Rendra memang paham betul bagaimana kebebasan itu sebaiknya direbut, sementara
teman-teman sebangku semakin tenggelam dalam pusaran gerakan revolusi yang
diiming-imingi ampuh oleh para aktivis era yang genting itu.
Ia selalu asyik sendiri dalam
dunia teater, senang memunculkan ekspresi yang mencengangkan para pendengar dan
penonton. ini sungguh beda, bukan perkara ia mencoba untuk menjadi shakespeare
saat mementaskan hamlet dengan versi nya sendiri, tetapi nyatanya sejak ia
dianggap pemberi kejutan yang ulung dengan karya sastra-sastra nya yang semakin
berkarakter, ia terlihat lepas terbang kesana kemari, seperti kondor liar yang tak
ingin sayap besarnya itu dikekang dalam sarang, liar memang.
“Mastodon & Burung Kondor” bukan hanya sekedar judul
pementasan teater, seperti yang biasa kita temui di Taman Ismail marzuki (TIM)

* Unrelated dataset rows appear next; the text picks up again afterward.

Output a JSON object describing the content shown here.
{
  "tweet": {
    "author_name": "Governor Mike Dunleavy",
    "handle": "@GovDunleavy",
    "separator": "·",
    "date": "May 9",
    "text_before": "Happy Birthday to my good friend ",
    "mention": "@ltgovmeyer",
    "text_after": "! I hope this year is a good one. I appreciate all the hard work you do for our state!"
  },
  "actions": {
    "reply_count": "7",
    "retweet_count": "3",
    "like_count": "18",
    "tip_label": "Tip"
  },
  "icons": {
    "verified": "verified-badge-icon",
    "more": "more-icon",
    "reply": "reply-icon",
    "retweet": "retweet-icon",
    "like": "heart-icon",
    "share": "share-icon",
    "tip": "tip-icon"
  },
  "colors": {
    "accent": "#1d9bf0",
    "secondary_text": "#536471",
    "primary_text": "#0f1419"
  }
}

atau teater sastra umumnya. Tidak aneh
memang untuk sekelompok anak yang badung, kali ini bengkel teater harus
kucing-kucingan dengan petugas keamanan agar semuanya tak berujung buruk dengan
cekalan atau bisa saja culikan, apa saja bisa terjadi untuk mereka yang dianggap
subversif. Maka itu semua harus disimbolkan dengan lembut, bahkan untuk
kebebasan manusia sekalipun.
Hidup seekor burung memang keras, Rendra memaklumi itu, apalagi untuk seekor kondor yang terbiasa bertengger dipuncak batu. lingkungan kampus-kampus masa itu tak pernah kondusif untuk siapapun tuk keluarkan cakar panjang. arakan ini itu selalu dihadang mundur, birokrasi disana sudah dililit oleh ekor panjang mastodon yang menyusun cara aman dari mahasiswa radikal atau geliatnya para extremis.
Jose karosta pada penokohannya dan rendra sendiri memang
sama-sama memimpikan kebebasan yang dibangun lewat ratapan-ratapan di atas panggung
teater, berbeda dengan juan frederico yang lebih terlihat garang memobilisasi
kelompok radikal, menghimpun kesadaran
dan dukungan secara terang-terangan. Apa
yang dilalui kedua nya jelas berbeda alasannya, terang saja baik Jose dan
Rendra menganggap pendekatan persuasif melalui budaya sastra lebih bisa
menjemput perubahan, yang menurutnya dimana perubahan itu bukan hanya ibarat ganti baju. Kematangan mental juga kesiapan
akan menjemput revolusi itu lebih dahulu penting sebelum memulai, yang tak
mudah dibentuk dengan hal instan. tentu saja ini membuat mereka lebih memilih
untuk menjadi burung kondor, dibandingkan sang matador yang mengundang banyak resiko didepan, jika
tak dapat dihindari sang banteng bisa saja menjadi mastodon baru.
Mastodon & burung kondor memang memicu perbincangan
sejak diluncurkannya, bukan hanya tercatat sebagai kritik sastra panggung terhadap
gerakan semu yang marak, tetapi jauh daripada itu tentang rezim yang totaliter
mengarahkan peran instusi dalam memfilter resitansi berlawanan dengan kekuasaan
pemerintah, juga cara pandang kita tentang perubahan. Jelas saja bengkel teater
menjadi saksi sejak pentas ini diluncurkannya pada nov 1973 di hall kridosono
yogyakarta, sempat mendapatkan cekalan karena dianggap kontroversial karena
menyinggung pemerintah saat itu, tatapi akibat jaminan dan pertimbangan
akhirnya pementasan pun dilakukan. Rendra memang dinilai lihai dan cerdik, sungguh
bukti kemenangan sastra mampu meloloskan diri dari sangkar rezim menuju kearah Revolusi/Perubahan,
sebagaimana harusnya berjalan Ampuh tidak instan.
Nb : Tulisan ini ialah catatan singkat tentang hasil diskusi
Dejure edisi bedah karya sastra Naskah drama : “Mastodon dan Burung Kondor” karya : W.S.
Rendra, bersama pembedah: Lutfi Zanwar (Podjok
batca, pegiat RBK) pada Jumat 17 April 2015 lalu.